E é por trazer criações tão complexas que Bróder! desaponta, por exemplo, ao pintar uma caricatura do empresário de Jaiminho, que surge jogando golfe e bebendo champanhe enquanto conversa com a esposa impossivelmente loira – num retrato tão unidimensional do “homem branco opressor” que, confesso, cheguei a cogitar se tratar de uma sátira, descartando a idéia por perceber que ela rivalizaria com o tom realista da narrativa. Da mesma maneira, a catarse entre os personagens de Blat e Aílton Graça, no terceiro ato, soa abrupta e pouco convincente, já que o filme não havia plantado o terreno para que ela ocorresse.
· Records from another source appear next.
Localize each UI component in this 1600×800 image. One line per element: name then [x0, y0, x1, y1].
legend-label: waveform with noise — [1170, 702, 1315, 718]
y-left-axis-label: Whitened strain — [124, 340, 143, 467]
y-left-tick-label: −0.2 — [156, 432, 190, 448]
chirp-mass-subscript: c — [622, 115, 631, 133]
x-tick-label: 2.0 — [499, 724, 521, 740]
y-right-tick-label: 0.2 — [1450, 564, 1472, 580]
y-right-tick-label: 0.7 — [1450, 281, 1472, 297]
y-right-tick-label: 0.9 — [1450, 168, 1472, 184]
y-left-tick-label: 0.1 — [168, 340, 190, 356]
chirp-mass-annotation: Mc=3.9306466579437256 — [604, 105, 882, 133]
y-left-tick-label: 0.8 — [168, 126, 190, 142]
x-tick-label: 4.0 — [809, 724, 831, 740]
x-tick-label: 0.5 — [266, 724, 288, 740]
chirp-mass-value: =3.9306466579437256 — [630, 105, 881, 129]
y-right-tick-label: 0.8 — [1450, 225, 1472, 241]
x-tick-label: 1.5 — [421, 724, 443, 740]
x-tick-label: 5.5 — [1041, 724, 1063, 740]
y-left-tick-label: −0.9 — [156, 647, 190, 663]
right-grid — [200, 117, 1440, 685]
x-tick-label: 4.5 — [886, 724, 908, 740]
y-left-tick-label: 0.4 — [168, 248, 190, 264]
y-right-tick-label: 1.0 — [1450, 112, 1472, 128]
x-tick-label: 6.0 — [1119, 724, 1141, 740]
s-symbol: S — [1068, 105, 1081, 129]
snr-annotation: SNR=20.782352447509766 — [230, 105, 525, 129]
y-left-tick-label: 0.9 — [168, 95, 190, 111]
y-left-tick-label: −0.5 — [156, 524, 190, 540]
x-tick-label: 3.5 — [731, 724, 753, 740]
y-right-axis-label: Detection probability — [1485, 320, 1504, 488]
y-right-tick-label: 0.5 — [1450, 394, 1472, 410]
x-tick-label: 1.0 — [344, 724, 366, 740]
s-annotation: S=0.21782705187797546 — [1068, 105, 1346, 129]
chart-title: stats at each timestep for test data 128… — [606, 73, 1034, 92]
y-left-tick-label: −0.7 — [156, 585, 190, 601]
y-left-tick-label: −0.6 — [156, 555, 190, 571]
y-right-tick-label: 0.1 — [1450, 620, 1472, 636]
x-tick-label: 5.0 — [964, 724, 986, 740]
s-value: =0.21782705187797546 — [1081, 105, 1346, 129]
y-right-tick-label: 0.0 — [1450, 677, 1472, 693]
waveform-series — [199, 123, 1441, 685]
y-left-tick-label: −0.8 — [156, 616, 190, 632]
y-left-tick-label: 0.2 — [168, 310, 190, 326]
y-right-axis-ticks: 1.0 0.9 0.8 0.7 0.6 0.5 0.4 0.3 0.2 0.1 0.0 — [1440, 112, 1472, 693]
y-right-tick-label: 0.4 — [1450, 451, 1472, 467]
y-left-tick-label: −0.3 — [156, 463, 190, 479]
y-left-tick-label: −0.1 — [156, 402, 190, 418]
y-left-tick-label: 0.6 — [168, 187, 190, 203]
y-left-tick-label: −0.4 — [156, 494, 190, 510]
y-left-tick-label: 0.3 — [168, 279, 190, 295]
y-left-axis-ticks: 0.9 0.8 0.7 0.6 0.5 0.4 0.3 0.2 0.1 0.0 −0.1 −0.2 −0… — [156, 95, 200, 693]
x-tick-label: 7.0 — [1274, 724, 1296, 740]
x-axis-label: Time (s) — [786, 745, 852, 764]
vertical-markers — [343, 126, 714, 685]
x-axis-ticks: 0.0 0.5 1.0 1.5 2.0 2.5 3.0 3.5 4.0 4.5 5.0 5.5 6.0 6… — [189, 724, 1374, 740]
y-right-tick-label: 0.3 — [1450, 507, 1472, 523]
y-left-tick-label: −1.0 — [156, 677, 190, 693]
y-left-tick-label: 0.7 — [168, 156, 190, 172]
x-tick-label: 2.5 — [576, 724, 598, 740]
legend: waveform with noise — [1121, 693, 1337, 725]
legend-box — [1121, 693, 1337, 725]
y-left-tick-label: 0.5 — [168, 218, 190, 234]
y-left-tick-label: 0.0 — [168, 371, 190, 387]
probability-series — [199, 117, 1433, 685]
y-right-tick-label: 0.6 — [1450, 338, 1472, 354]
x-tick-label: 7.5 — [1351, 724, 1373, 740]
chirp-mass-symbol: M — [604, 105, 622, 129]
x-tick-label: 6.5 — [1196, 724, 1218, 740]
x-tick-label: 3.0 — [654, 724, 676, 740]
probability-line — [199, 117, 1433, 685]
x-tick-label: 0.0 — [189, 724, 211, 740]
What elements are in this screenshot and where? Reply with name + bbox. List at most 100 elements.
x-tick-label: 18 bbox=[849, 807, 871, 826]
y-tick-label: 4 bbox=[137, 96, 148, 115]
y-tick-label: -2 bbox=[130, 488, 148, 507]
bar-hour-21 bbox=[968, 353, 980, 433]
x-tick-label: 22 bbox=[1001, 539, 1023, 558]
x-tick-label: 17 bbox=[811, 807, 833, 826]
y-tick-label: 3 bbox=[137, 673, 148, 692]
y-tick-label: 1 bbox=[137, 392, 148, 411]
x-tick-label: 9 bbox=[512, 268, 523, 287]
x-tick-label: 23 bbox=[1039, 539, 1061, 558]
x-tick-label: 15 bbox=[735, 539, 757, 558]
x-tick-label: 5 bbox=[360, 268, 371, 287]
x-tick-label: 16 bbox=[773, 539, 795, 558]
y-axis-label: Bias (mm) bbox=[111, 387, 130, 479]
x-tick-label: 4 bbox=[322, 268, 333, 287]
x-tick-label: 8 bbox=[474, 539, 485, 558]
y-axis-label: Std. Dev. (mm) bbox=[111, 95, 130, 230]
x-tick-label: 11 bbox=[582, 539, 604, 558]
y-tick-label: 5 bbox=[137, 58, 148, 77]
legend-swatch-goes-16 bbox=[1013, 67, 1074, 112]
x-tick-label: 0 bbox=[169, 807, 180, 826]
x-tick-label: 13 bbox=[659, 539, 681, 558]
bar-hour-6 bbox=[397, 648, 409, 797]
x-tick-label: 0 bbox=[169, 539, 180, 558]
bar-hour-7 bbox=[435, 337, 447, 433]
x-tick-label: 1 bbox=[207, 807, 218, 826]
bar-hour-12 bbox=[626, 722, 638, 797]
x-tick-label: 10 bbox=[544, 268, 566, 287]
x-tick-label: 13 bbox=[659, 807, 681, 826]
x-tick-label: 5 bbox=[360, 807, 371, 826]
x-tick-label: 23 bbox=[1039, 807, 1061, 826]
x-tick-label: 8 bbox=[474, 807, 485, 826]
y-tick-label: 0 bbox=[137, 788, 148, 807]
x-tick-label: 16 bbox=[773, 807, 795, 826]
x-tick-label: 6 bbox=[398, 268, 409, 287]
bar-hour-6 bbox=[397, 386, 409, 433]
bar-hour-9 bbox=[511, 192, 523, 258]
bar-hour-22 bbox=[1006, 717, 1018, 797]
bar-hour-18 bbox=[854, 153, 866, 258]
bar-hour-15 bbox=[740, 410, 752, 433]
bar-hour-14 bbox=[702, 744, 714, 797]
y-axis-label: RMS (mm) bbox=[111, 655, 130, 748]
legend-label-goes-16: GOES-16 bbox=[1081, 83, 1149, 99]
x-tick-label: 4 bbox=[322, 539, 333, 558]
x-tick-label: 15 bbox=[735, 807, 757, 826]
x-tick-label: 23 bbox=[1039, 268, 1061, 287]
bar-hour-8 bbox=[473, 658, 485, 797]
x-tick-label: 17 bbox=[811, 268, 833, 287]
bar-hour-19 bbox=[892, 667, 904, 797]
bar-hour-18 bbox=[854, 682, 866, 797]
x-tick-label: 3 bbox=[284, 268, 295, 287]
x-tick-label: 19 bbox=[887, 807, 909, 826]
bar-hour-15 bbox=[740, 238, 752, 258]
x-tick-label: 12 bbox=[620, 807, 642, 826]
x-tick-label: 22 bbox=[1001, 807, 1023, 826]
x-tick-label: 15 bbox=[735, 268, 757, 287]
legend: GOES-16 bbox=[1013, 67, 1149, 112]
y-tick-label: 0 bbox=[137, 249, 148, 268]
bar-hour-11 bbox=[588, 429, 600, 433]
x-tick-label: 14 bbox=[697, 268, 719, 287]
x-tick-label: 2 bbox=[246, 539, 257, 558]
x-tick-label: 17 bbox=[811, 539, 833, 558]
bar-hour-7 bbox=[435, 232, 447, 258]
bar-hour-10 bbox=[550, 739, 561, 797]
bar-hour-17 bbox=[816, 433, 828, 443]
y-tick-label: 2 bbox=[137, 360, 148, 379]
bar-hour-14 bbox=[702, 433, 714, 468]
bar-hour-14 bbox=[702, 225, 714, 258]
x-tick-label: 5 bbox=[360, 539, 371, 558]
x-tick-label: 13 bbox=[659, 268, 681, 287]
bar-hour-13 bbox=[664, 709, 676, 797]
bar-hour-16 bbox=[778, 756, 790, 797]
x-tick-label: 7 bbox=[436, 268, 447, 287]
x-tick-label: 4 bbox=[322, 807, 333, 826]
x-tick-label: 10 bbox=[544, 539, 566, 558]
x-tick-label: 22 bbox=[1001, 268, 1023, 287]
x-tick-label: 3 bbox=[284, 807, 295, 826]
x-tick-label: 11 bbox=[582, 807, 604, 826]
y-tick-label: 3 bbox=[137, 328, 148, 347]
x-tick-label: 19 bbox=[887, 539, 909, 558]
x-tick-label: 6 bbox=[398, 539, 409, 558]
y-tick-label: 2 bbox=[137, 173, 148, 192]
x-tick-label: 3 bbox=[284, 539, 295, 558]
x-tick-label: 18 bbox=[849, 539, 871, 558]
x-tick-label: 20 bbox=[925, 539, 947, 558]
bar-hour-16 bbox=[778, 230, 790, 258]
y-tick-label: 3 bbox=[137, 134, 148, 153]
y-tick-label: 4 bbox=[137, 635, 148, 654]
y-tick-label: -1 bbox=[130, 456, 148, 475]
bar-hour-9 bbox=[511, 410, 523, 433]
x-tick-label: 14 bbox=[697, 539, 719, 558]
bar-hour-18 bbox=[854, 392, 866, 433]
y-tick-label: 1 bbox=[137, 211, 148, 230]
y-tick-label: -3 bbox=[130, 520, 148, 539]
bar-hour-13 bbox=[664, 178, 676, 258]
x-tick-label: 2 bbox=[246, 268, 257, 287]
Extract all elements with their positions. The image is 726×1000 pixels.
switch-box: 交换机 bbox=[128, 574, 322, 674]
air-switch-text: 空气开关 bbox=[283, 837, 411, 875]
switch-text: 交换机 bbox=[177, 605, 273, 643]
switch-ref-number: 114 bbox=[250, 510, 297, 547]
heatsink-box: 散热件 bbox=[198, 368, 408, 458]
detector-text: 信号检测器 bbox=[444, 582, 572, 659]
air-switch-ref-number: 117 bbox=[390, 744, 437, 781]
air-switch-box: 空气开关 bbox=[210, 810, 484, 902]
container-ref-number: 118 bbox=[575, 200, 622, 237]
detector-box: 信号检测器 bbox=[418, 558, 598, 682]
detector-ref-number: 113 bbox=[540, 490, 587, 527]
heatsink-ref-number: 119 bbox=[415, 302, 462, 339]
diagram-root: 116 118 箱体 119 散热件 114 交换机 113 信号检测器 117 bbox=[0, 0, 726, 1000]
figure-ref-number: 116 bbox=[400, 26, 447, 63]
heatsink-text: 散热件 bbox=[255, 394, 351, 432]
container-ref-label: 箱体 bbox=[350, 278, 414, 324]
Finalmente, o plano em que Haagensen parece flutuar morro abaixo por estar atormentado pela discussão que tivera com a ex representa uma escolha infeliz de Jeferson De, já que, embora suas intenções tenham ficado claras, a idéia é executada de maneira trôpega, chamando excessivamente a atenção sobre si mesma.
A boa notícia é que estes tropeços pontuais do cineasta se destacam não por serem comuns, mas por destoarem da eficácia do restante do longa, que realmente leva o espectador a conhecer e a se importar profundamente com aquelas pessoas, compreendendo o sentimento comunal que permeia suas relações e torcendo, assim, para que Marcu possa finalmente se desprender de sua amargura, desanuviar o rosto e sorrir enquanto aproveita a feijoada ao lado de sua adorável família.
Observação: A recorrência do número 23 durante a projeção desperta a curiosidade. Como já vi 45 filmes durante o Festival, acabei ficando na dúvida sobre ter ouvido um dos personagens citando o versículo que diz “O Senhor é meu pastor e nada me faltará” – mas caso isto realmente ocorra em Bróder!, a charada começa a ser explicada, já que este é o Salmo 23 da Bíblia.
Observação: esta crítica foi originalmente publicada como parte da cobertura do Festival do Rio 2010.